The first use is to leverage your implementation of Google Analytics / Measurement Protocol. Google Analytics is awesome, but has some limitations worth to address in order to take reporting, analytics and machine learning to the next level. By adding a custom task to your Google Analytics tracker, DataHem eliminates many of the limitations of both the free and the premium version of Google Analytics and gives you:

  • Unsampled data
  • Real-time data
  • Unlimited custom dimensions and metrics
  • Unlimited data volume
  • Enriched data as a stream
  • Unlimited reprocessing of data
  • No licensing fees (open source)

License

DataHem is licensed under AGPL 3.0 or later

DataHem ecosystem

The architecute of DataHem consists of loosely coupled parts to enable future replacements and extensions of parts.
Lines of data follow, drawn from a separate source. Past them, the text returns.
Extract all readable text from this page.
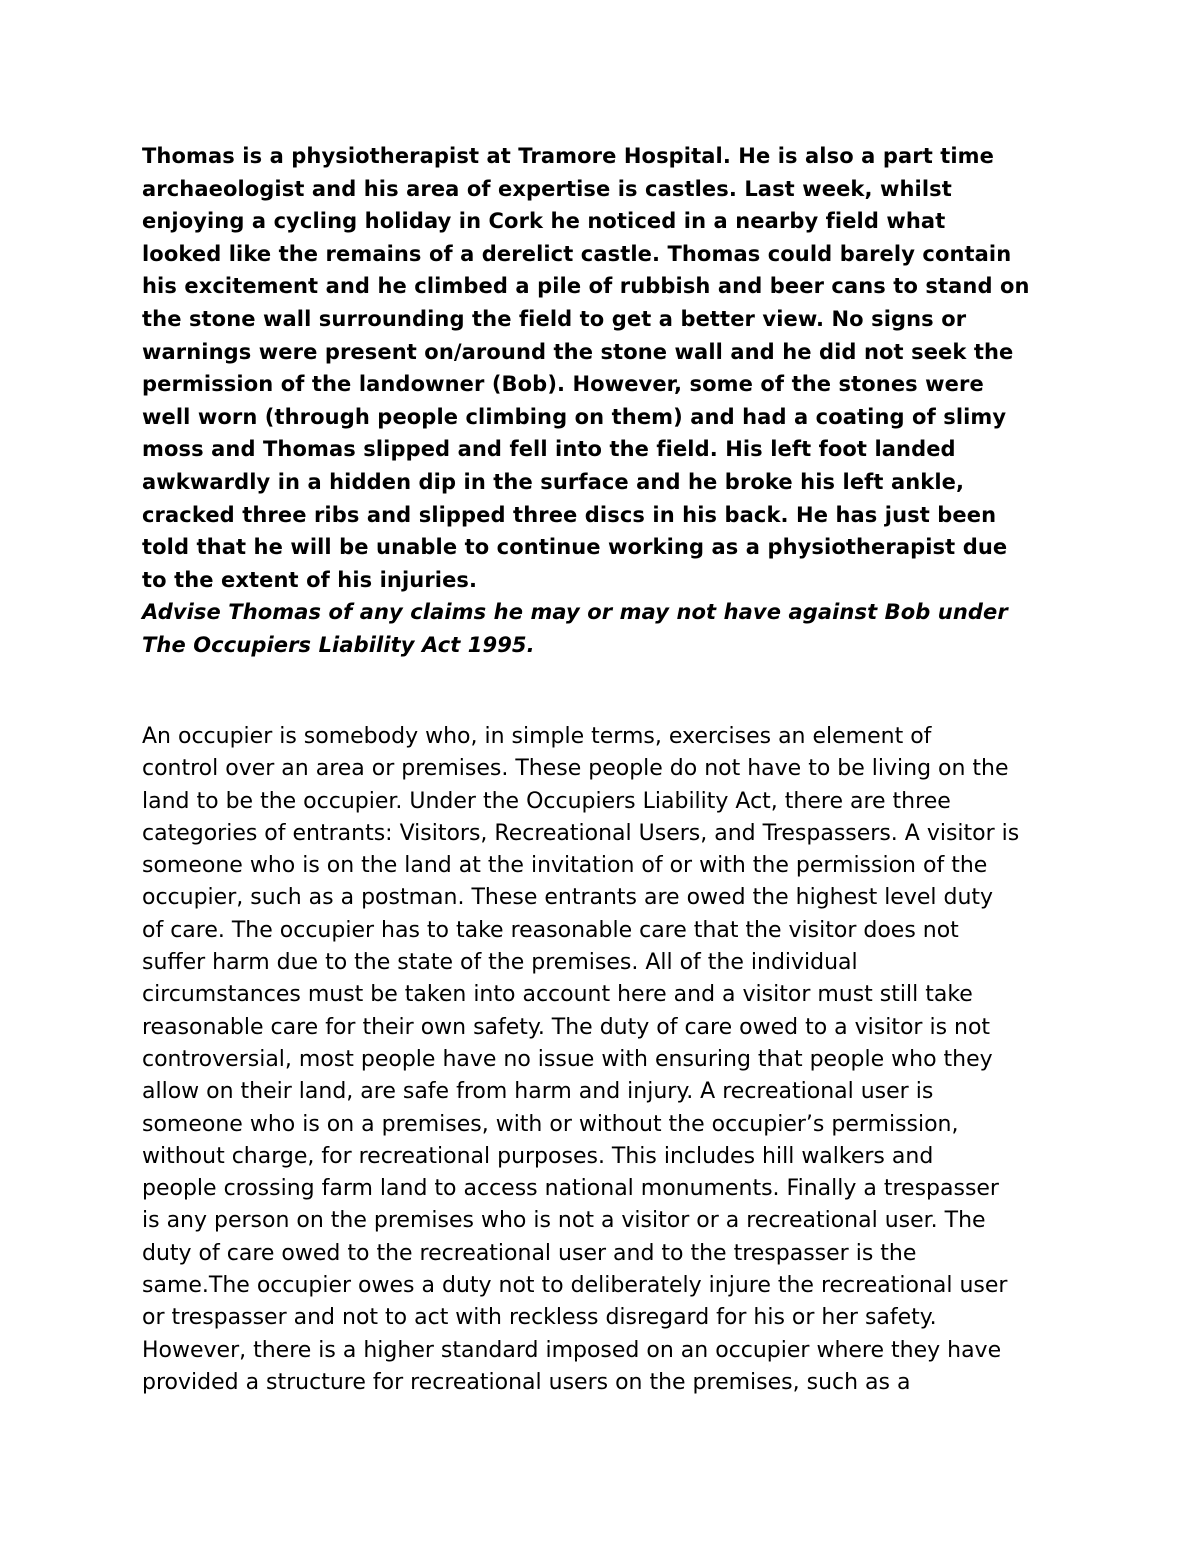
Thomas is a physiotherapist at Tramore Hospital. He is also a part time
archaeologist and his area of expertise is castles. Last week, whilst
enjoying a cycling holiday in Cork he noticed in a nearby field what
looked like the remains of a derelict castle. Thomas could barely contain
his excitement and he climbed a pile of rubbish and beer cans to stand on
the stone wall surrounding the field to get a better view. No signs or
warnings were present on/around the stone wall and he did not seek the
permission of the landowner (Bob). However, some of the stones were
well worn (through people climbing on them) and had a coating of slimy
moss and Thomas slipped and fell into the field. His left foot landed
awkwardly in a hidden dip in the surface and he broke his left ankle,
cracked three ribs and slipped three discs in his back. He has just been
told that he will be unable to continue working as a physiotherapist due
to the extent of his injuries.
Advise Thomas of any claims he may or may not have against Bob under
The Occupiers Liability Act 1995.
An occupier is somebody who, in simple terms, exercises an element of
control over an area or premises. These people do not have to be living on the
land to be the occupier. Under the Occupiers Liability Act, there are three
categories of entrants: Visitors, Recreational Users, and Trespassers. A visitor is
someone who is on the land at the invitation of or with the permission of the
occupier, such as a postman. These entrants are owed the highest level duty
of care. The occupier has to take reasonable care that the visitor does not
suffer harm due to the state of the premises. All of the individual
circumstances must be taken into account here and a visitor must still take
reasonable care for their own safety. The duty of care owed to a visitor is not
controversial, most people have no issue with ensuring that people who they
allow on their land, are safe from harm and injury. A recreational user is
someone who is on a premises, with or without the occupier’s permission,
without charge, for recreational purposes. This includes hill walkers and
people crossing farm land to access national monuments. Finally a trespasser
is any person on the premises who is not a visitor or a recreational user. The
duty of care owed to the recreational user and to the trespasser is the
same.The occupier owes a duty not to deliberately injure the recreational user
or trespasser and not to act with reckless disregard for his or her safety.
However, there is a higher standard imposed on an occupier where they have
provided a structure for recreational users on the premises, such as a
  • tracker: Send data to the collector, currently supporting Google Analytics javascript tracker
  • collector: Collect data sent from trackers and publish the data on pubsub, currently running on Google App Engine Standard (Java)
  • processor: Process bounded and unbounded data and write to PubSub and BigQuery, currently using Google Dataflow (Apache Beam) and supports processing of Google Analytics hits and AWS Kinesis events
  • serializer: Serialize structured data, currently using protocol buffers
  • infrastructor: Infrastructure as code to easily setup API:s and services required, currently using Google Deployment Manager
  • predictor (backlog) predictions made on streaming data
  • pseudonymizor (backlog) pseudonymizing personal and/or sensitive data
  • ruler (backlog) processing rules for personal data
  • activator (backlog) serving predictions via REST/gRPC
  • orchestrator (backlog) workflow management DAGs using Google Cloud Composer

Setup

Follow instructions in wiki how to set up the various parts in DataHem

Background

DataHem was started in June 2017 by robertsahlin / ML-engineer. It was open sourced and officially brought under Mathem's mhlabs Github account and announced in May 2018.

The name DataHem is a play of words to resemble MatHem, the Swedish online grocery store where DataHem is developed. "Data" = "data". "Hem" = the swedish word for "Home".